Perforce m’a vraiment trop gonflé, avec, par exemple, dans la vidéo explicative, le type qui lance une ligne de commande – ben oui, 2021, la ligne de commande, c’est dans le vent ! – et affiche le fichier des exceptions, parfaitement rempli avec toutes les extensions de fichier d’Unreal.
Oui, mais quand moi j’installe leur bazar, mon fichier de config à moi est tout vide ! Je regarde à nouveau la vidéo et le fichier du gars passe de tout vide à tout plein en une fraction de seconde sans qu’il ait besoin de faire quoi que ce soit. La magie de la ligne de commande quoi. Sauf qu’en fait non, il faut remplir soi-même le ficher, ce qu’il ne dit pas, avec des paramètres du site d’Epic, dont il ne parle pas.
Quand j’ai eu tout installé, je n’arrivais même pas à ajouter des éléments à mon dépôt, cet outil s’adresse visiblement à des gens dont le rôle dans l’équipe est strictement IT et sont plus préoccupés à se rendre indispensables qu’utiles : poubelle.
J’en ai eu tellement marre de leurs bidouillages d’informaticiens formatés – hehe – que je suis passé à un bon vieux système de backup incrémental sur mon NAS, vu que Synology offre tous les outils nécessaires.
J’aurai dû faire ça plus tôt. L’idée était séduisante de contrôler les backups dans Unreal, mais si cela est utile pour des équipes de développement, moi je n’en ai pas vraiment l’usage, et un bon vieux backup des familles avec possibilité de choisir quelle version ré-installer me suffit.
Une petite joie quand même avec Synology – et les mêmes informaticiens tous sortis du même moule qui n’ont jamais vu un client de leur vie – et leur interface de sélection de downloads :

J’ai mis un sacré bout de temps à comprendre que la ligne en-dessous de “Search results for : DS116” est en fait une barre d’onglets.

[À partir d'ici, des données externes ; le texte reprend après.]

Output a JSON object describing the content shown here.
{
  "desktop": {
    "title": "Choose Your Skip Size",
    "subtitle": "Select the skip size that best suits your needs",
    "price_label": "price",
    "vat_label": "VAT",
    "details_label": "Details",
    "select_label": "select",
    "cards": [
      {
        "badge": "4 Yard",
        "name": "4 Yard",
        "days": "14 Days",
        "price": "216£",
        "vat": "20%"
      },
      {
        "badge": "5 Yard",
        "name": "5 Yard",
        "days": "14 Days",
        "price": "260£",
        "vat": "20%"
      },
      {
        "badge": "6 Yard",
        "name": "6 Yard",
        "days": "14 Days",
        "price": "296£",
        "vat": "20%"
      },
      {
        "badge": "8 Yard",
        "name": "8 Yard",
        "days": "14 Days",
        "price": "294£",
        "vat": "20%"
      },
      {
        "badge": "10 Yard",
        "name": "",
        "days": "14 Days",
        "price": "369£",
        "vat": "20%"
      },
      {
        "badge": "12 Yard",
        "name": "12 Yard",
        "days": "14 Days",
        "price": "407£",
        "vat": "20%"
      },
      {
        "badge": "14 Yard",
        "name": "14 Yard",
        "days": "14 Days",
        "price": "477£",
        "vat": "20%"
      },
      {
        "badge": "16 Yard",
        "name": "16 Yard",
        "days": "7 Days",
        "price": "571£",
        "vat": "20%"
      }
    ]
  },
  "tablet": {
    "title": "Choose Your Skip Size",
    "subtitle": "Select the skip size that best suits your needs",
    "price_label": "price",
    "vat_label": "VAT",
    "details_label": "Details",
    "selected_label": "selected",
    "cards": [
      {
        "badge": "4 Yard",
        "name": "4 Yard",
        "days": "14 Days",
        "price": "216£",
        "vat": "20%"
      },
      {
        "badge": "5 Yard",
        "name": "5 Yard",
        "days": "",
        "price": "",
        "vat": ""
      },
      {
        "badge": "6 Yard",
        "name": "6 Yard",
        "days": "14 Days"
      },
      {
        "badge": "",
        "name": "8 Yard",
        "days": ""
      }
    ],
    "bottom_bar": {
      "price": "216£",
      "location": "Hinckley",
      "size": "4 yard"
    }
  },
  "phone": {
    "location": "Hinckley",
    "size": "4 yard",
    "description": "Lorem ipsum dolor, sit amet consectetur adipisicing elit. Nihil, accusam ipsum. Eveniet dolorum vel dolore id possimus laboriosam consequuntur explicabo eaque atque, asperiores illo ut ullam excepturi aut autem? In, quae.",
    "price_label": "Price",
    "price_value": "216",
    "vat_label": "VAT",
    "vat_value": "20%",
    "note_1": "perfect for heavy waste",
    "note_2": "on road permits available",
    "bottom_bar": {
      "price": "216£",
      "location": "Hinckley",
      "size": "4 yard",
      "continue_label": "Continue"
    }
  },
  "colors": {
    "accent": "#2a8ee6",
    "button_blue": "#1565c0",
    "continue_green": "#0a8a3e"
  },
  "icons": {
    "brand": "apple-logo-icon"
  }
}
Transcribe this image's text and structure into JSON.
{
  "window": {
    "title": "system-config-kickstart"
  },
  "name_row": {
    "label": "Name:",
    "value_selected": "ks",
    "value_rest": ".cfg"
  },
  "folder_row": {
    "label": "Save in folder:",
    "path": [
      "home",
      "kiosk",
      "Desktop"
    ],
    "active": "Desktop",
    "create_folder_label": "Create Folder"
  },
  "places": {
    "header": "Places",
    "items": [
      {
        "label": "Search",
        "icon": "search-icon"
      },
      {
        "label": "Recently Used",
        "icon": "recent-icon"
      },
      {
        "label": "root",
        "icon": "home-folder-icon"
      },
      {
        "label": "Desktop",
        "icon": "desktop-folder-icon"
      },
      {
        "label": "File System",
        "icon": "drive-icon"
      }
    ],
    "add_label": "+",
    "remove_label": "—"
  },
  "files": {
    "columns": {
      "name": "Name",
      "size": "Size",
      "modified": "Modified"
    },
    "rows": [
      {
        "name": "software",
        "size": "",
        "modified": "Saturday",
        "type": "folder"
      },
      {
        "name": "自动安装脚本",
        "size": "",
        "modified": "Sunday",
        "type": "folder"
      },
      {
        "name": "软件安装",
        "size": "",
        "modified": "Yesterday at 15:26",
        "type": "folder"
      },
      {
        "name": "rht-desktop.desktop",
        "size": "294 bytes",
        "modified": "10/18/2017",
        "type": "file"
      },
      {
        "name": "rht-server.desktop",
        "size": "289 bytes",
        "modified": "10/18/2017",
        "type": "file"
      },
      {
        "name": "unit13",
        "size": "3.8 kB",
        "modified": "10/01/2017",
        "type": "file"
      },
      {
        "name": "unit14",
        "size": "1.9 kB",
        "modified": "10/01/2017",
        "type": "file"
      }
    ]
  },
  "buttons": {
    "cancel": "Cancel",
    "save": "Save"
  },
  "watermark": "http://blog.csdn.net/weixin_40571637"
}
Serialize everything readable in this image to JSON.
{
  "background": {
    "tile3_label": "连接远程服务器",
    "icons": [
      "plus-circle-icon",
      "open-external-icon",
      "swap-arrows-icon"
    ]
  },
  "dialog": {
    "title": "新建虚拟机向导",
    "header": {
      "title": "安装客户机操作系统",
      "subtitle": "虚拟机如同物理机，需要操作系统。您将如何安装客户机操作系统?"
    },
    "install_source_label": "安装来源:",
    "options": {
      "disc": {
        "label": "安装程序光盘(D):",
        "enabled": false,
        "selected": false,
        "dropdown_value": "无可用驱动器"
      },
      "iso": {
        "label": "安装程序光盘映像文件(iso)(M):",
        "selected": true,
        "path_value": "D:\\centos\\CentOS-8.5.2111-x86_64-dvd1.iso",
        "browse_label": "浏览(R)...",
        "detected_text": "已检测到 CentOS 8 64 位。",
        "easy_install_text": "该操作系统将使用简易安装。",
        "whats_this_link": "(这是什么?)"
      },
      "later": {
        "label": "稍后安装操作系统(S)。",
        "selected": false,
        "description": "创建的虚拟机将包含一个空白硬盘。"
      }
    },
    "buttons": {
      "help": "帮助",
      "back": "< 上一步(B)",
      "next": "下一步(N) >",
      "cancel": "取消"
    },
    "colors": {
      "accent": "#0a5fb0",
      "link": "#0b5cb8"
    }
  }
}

En 1984, quand le Mac est sorti, les User guidelines étaient claires : chaque élément d’interface devait correspondre à une représentation graphique comme le bouton par défaut entouré deux fois et le bouton annuler une seule fois. Depuis, des foules de gens insignifiants ont cherché des moyens d’exister en bousculant un peu plus les codes visuels jusqu’à ce que finalement, on se retrouve avec des interfaces qui ne ressemblent plus à rien.
Il ne va bientôt plus leur rester, pour se rendre intéressant, que créer des interfaces olfactives, comme ça leur travail pourra sentir la vieille chaussette ou le caca, des trucs à l’image de leur professionnalisme, en quelque sorte.